Arg. Frustrating day. I ignored an invoice from Google Apps because I thought it was something we were no longer using. Turns out our corporate e-mail is tied to it so here I am at my office, trying to get it restored. Payed the stupid $80 bill, but now it's still not turned back on. The one amazing thing is that I actually talked to a live person at Google. I didn't think there were live people working there - thought everything was controlled by 'bots. Just kidding of course - I actually have a friend who worked there for a time.
Here's the story I told yesterday, told with different eyes:
When I was a child, one of the highlights was an invitation from wealthy friends to a Fourth of July party held on their waterfront property. This kind of event was rare for our family so, when my father told me of the invitation, I all but jumped out of my skin with excitement. I remember impulsively grabbing him around his waist and hugging him with joy. I remember his shocked reaction - he didn't know what to do with that hug. I remember his stiffening and me backing away, confused and ashamed, feeling like I had done something wrong by hugging him - feeling repelled.
He was an enigma to me. I never could figure him out, never knew how he felt about inheriting an instant family with four children aged 1-9. He had been a bachelor until his late '40's when he met my mother, had lived with his parents all his single years. He was brilliant but odd. It was a mixed blessing that he took us all on. Certainly we were saved from financial ruin - he provided for us. We benefited from his intellectual and musical standards (he was well educated and played many instruments). My mother craved the intellectual stimulation - that must have been what she was drawn to when she married him (that and the the fact that he would have us!).
I'm not sure what happened that day and why I've latched onto that moment as being so life pivotal. Maybe it was and maybe it wasn't. In retrospect I question the story I've told, that the one hug (or lack thereof) was a no-turning-back moment for me. I have to think it was just one of many things that I found confusing and traumatic. When I look at pictures of myself from that time, I was beautiful (if a bit disheveled) - I was not repulsive. I will never know what went through Henry's head that day. I will never know what through his head at all - I do not know his stories - he was very closed to us. I can make some guesses now, with the eyes of an adult. If I look at the man in context of his Victorian upbringing, it seems obvious that he would have been brought up in an austere, unaffectionate way and hugging would feel foreign to him. A more sinister thought has occurred to me. My sister and he had a very different relationship - almost flirty. She has said on occasion that she didn't feel sexually safe around him and asked me if I felt the same. I didn't, so I couldn't answer "Real" on that one. But what if she were right and he was drawn to us in that way? Then his stiffening could have been his recoiling at his own feelings. If that's the case, and he never acted inappropriately towards us (he didn't) then maybe he is the hero of the story to have controlled his impulses. Maybe the physical distance he put between himself and us was for our protection.

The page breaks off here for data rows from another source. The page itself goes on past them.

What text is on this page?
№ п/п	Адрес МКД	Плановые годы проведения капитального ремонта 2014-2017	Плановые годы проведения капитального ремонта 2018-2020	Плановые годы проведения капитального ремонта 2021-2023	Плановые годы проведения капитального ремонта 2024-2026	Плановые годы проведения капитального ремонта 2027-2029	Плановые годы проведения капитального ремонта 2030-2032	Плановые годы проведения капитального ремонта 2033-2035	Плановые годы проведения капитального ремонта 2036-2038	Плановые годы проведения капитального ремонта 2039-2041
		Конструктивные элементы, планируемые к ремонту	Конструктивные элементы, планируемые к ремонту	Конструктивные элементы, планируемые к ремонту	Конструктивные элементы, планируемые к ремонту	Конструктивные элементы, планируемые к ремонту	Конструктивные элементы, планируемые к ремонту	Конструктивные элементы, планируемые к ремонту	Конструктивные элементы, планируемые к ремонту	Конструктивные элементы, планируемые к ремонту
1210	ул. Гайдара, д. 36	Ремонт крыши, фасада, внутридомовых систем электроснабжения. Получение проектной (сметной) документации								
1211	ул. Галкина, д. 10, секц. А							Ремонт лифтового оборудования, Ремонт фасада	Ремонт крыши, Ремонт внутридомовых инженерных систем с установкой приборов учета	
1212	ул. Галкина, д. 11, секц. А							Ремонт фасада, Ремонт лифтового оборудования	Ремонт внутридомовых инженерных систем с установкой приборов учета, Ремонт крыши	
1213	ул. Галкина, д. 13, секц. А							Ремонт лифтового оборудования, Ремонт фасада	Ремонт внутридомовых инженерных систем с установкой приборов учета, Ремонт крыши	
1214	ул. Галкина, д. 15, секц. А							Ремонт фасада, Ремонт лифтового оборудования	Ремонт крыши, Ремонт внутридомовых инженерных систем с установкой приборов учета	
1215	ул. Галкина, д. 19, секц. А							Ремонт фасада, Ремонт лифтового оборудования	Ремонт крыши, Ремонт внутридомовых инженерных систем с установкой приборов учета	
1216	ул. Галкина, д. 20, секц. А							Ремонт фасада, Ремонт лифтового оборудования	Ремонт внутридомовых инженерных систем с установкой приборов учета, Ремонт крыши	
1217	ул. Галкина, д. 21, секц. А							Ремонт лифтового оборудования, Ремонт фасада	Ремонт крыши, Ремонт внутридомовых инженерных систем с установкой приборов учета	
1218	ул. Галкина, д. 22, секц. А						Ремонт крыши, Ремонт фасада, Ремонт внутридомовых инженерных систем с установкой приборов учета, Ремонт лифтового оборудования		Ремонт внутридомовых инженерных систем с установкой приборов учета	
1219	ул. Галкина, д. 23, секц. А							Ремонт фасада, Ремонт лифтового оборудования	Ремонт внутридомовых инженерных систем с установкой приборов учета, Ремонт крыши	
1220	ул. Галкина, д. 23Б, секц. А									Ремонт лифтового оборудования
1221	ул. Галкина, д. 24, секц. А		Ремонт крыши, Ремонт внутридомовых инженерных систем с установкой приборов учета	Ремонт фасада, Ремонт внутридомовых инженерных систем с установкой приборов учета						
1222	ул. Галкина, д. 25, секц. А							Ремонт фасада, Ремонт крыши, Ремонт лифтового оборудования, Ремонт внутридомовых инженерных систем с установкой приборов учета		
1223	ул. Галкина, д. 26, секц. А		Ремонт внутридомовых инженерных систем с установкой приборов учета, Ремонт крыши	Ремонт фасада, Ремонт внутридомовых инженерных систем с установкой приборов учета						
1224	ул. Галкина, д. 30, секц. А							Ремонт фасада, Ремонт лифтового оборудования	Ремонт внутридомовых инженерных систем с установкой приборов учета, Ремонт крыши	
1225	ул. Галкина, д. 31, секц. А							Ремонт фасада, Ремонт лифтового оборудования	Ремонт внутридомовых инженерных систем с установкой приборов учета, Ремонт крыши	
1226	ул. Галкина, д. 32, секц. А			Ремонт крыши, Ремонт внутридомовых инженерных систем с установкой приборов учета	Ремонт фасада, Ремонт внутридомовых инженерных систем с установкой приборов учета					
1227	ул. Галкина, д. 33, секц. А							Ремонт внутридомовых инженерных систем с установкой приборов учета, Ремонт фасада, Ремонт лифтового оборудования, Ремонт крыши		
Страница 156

This is total conjecture - something I'm not going to spend a lot of time thinking about because I have absolutely no foundation (or very little) to be floating such blasphemous hypotheses and it is not my intention to assassinate his character. The point of this exercise is to simply say, "What if...," and entertain other scenarios, other explanations. There was certainly a lot going on with him that I wasn't then, nor am I now, privy to. He was a brutal man but a complex one. He wasn't all bad. I have a positive legacy from his as well as the unfortunate one I described yesterday. I am intellectual, well read, eschew television like he did, I am musical, a good cook like he was, I am elite (like he was - and I make no apologies for that - elite is not a dirty word), and I have a twisted sense of humor like he did.
Another thing for me to consider. There were two ways to go in my childhood home - it was an eat or be eaten environment. I chose to be a warrior to survive. At an early age I armored up and went out into the world to make my fortune, well equipped for anything I would encounter. My forceful, take no prisoners personality was really useful as I navigated the turbulent seas of adulthood. Failure was not an option. I kept the armor on until such time as I was secure enough to shed it and even now, it sits in the corner, ready to be donned as needed. I'm not so sure that, in this world, being tough as nails, when you need to be, is such a bad thing.
The challenge today is to continue thinking about your own stories. It was harder than I thought to put a different spin on a sacred story that has grown old with ruts for having been told so many times. The takeaway is to think more broadly and creatively about the things you remember - the stories you cling to as life changing events. Maybe you've got it right, but maybe there is more than meets the eye once you accept the challenge of looking deeper. It's like Cold Files. My sister said something important, as we discussed this topic. There is a danger to this re-storying. What we mustn't do is to change the facts to be self serving. The idea is to dig deeper for the truths, not manipulate the past to justify ourselves.